As mentioned above, frozen embryos are becoming more widely used and the rate of frozen embryo transfer is increasing. Why do you want the embryo baby to have a home in the liquid nitrogen tank? Originally, in the actual work, there are 5-6 buckets in a large liquid nitrogen tank, 20-40 in each bucket. A frozen scaffold with 4-5 frozen rods on each scaffold and 1-2 embryonic babies on each freezing rod. That is to say, in a bucket, there are 160-400 embryo babies, and a liquid nitrogen tank can have 800-2400 embryo babies. It should be noted that although the embryos on each of the freezing rods are the same couple, different husbands are on different freezing rods and on different brackets. When freezing and thawing embryos, the embryologist needs to quickly and accurately place between the liquid nitrogen and the normal temperature after the repeated examinations. Before the embryo transfer operation, the staff needs to quickly and accurately find the designated embryo baby of the couple who need to be transplanted. The process of finding the designated number of embryos is based on the length of time in the low temperature environment of liquid nitrogen.
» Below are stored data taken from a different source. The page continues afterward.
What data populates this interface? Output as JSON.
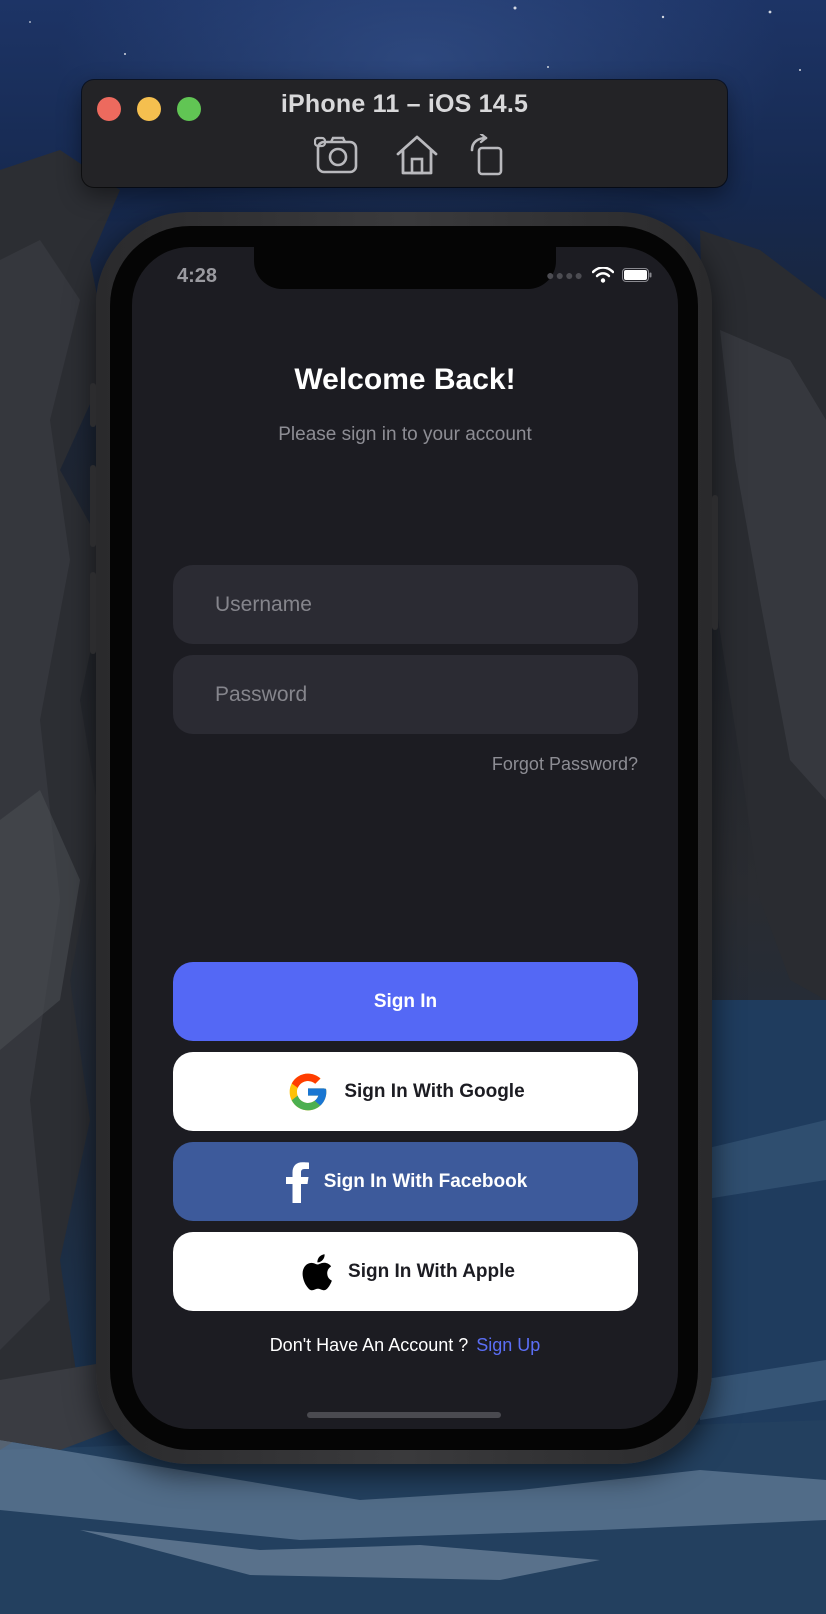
{
  "simulator": {
    "title": "iPhone 11 – iOS 14.5",
    "tools": [
      "screenshot-icon",
      "home-icon",
      "rotate-icon"
    ],
    "traffic_lights": {
      "close": "#ed6a5e",
      "minimize": "#f5bf4f",
      "zoom": "#61c554"
    }
  },
  "status_bar": {
    "time": "4:28",
    "icons": [
      "cellular-dots-icon",
      "wifi-icon",
      "battery-icon"
    ]
  },
  "login": {
    "title": "Welcome Back!",
    "subtitle": "Please sign in to your account",
    "username_placeholder": "Username",
    "password_placeholder": "Password",
    "forgot_password": "Forgot Password?",
    "sign_in": "Sign In",
    "sign_in_google": "Sign In With Google",
    "sign_in_facebook": "Sign In With Facebook",
    "sign_in_apple": "Sign In With Apple",
    "no_account_prompt": "Don't Have An Account ?",
    "sign_up": "Sign Up"
  },
  "colors": {
    "screen_background": "#1c1c22",
    "field_background": "#2b2b33",
    "primary_button": "#5468f5",
    "facebook_button": "#3d5a9b",
    "link": "#5b6ef5"
  }
}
Although it does not affect the success rate of transplantation, it affects the work efficiency. In the previous liquid nitrogen bucket, the frozen stent was immersed in liquid nitrogen liquid. Under the action of liquid mechanics, the numbered frozen stent (about 20-40) will become disordered after being placed in liquid nitrogen, and needs to be thawed. When the embryo is born, it is a test of the "eyesight" of the experimenter. With the increase in the freeze-thaw cycle, the workload of laboratory staff is increasing.


To this end, Liu Minghui and Li Yuan, Department of Reproductive Medicine, Beijing Chaoyang Hospital, designed a liquid nitrogen bucket containing a “skeleton”. When frozen, the embryologist can place the embryonic scaffold in an orderly manner according to the skeleton number. When thawed, the embryonic baby's home can be quickly found according to the ordered skeleton number. In this way, just like letting each embryo baby live in a new "home" of unified planning, it is a quick and easy thing to quickly find the designated embryo baby.